The application consists of 3 parts: the web scrapers, a web application and a front end.
- Scrapers: 8 scrapers were developed using Python's Scrapy framework. Scrapy is well documented
here and a tutorial will guide
you through Scrapy's main concepts. The crawlers that do the actual crawling work are called spiders and the spiders
that were developed are documented here.
- Web application: The web application is the place where all articles and their EPU classification scores
are stored. The web application is developed using Django and the most important part
are the models. The data in the web application is served using Django's REST
framework to the front end.
- Front end: The front end contains purely html and JavaScript and uses the C3 and
d3-cloud libraries. The data that is needed for generating the charts are
fetched from the web applications REST end points.
Installation
Check out the installation documentation.
Configuration
The application allows for some configurable parameters. Most notably:
- Journal authentication settings: these should be set in the crawling settings
file. See the crawlers documentation
for more information about those settings.
- Period and term to scrape: these can also be found in the crawling settings
file.
- Model file: this file should contain a comma separated list of words and their weights to be used to score an
article. It should include a header
word,weight
. This setting in the crawling settings
file points to the model file. Since this models file is used
by the scraper, only newly scraped articles will be affected when a new file is used.

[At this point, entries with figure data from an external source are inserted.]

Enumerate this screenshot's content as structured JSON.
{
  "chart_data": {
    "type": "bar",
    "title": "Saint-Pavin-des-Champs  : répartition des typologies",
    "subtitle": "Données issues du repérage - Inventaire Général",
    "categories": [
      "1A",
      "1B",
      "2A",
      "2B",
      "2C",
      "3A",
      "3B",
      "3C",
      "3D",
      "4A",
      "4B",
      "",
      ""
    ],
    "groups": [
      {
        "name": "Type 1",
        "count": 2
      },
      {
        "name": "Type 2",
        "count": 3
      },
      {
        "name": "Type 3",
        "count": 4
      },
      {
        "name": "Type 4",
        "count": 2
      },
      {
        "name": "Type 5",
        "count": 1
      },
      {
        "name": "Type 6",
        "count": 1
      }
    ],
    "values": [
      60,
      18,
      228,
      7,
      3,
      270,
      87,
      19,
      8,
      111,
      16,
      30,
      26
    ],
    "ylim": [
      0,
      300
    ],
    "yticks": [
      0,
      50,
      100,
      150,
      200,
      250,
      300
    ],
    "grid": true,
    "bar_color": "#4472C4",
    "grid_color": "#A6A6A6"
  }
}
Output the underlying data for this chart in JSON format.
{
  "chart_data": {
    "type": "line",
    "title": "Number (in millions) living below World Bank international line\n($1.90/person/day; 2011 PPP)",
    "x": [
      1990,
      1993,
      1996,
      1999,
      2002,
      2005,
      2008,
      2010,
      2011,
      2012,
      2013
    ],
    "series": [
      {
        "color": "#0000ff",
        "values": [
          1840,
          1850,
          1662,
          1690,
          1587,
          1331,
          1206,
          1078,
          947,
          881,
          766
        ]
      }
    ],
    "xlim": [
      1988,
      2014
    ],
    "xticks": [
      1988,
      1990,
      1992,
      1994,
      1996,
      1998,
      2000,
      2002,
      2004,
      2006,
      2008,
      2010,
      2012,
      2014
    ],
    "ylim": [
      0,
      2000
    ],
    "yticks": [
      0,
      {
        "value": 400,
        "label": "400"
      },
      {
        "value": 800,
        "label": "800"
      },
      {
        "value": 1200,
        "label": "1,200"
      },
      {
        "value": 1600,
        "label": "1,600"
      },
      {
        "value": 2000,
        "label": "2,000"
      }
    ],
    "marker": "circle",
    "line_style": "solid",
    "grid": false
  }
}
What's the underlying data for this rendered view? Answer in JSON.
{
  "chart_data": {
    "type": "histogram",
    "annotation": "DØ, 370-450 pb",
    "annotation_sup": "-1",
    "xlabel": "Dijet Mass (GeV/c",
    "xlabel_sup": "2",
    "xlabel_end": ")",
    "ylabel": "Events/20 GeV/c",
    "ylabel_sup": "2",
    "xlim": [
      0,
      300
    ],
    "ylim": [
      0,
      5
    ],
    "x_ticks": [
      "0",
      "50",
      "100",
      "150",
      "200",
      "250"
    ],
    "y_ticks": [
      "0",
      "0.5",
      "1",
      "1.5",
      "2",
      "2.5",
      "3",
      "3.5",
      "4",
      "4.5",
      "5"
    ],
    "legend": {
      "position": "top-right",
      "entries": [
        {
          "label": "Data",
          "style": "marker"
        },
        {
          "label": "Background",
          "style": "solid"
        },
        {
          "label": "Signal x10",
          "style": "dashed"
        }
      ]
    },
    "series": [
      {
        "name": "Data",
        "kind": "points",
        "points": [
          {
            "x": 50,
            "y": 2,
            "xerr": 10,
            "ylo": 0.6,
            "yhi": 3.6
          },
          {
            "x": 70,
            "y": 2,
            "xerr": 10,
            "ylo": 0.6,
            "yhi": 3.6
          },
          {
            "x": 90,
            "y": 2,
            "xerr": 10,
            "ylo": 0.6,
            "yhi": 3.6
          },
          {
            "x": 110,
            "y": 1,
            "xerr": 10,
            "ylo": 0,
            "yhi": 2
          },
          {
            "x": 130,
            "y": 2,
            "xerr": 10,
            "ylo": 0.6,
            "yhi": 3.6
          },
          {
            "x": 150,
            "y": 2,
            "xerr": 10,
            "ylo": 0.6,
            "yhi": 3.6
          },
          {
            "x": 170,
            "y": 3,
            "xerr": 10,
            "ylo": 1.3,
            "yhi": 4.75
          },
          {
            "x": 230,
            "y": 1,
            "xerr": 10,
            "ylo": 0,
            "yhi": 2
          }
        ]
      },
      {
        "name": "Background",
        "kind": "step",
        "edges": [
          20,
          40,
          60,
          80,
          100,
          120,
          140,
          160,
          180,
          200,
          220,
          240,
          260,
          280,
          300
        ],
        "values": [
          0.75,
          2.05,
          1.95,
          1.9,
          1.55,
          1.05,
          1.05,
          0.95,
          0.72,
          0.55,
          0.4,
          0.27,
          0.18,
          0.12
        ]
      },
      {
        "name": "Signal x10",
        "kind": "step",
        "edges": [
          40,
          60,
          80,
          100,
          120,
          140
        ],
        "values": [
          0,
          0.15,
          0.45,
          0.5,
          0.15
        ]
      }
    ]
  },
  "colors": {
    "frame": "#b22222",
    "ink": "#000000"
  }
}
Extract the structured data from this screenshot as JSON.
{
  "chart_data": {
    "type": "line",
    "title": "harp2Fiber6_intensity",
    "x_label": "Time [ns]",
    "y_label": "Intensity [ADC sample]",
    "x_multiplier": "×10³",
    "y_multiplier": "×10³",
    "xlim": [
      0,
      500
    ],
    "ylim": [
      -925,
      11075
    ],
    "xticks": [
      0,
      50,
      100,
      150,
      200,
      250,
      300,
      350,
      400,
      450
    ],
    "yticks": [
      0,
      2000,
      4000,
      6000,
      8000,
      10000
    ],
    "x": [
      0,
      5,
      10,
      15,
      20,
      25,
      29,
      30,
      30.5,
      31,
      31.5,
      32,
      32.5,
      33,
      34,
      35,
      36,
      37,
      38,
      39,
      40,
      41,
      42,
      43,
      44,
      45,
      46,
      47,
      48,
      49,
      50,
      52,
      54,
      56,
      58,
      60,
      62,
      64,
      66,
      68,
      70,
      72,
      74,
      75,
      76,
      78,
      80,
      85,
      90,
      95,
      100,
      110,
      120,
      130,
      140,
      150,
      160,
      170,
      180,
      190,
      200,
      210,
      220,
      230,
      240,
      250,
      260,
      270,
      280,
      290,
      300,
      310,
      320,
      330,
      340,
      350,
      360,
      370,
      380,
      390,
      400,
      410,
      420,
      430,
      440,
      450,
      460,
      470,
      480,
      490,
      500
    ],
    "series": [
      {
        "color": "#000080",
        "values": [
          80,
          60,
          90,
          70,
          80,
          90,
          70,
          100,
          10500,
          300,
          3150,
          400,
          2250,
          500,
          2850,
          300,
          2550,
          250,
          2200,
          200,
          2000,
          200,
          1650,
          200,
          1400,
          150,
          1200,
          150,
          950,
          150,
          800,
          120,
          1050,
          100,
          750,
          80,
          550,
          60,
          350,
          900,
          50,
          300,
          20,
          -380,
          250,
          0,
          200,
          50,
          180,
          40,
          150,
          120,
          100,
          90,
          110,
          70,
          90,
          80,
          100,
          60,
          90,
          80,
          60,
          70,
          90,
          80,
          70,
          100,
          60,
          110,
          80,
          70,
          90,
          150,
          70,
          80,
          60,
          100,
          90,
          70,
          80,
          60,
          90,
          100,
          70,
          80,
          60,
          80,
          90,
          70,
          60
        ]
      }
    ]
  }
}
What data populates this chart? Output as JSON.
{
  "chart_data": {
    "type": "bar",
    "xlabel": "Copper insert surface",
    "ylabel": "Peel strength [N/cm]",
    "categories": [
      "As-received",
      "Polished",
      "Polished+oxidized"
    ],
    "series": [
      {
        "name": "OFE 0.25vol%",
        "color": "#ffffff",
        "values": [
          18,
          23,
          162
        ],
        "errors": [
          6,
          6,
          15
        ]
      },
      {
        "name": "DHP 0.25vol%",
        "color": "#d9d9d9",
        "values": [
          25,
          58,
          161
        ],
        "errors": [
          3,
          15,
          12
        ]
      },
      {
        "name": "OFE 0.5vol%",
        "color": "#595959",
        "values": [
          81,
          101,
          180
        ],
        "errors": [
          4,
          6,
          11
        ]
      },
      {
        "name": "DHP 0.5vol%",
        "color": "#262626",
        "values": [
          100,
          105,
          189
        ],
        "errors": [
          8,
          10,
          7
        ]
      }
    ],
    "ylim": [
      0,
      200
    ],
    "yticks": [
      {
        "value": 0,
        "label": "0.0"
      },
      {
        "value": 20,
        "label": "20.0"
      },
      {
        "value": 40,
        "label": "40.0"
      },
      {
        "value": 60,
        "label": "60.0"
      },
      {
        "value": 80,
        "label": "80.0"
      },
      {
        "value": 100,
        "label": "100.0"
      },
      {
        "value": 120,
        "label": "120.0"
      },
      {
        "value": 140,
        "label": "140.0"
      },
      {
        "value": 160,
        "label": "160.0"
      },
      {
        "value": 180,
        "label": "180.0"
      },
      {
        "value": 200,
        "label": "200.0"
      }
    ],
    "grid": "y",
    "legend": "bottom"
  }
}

- EPU Score Cutoff: this cutoff defines at which score articles are considered positive. You can alter this cutoff
in the models file but note that you will have to re-run the custom django command
calculate_daily_epu
for all dates already in the database.
- Stopwords: the stopwords are documented as a tuple in the models file. To generate
such a tuple from a text file, you can use the stand alone script stopwords_to_tuple.py and
paste the result in the models file.
- Email notifications: the application will check every day whether the scrapers are still working. This is done by
checking for a number of consecutive days that no articles were returned. This cutoff is defined
here and the email recipients should be added as the
ALERT_EMAIL_TO
setting in the
same file. A number of other settings regarding the email alerts are set in production only (host, port, etc.).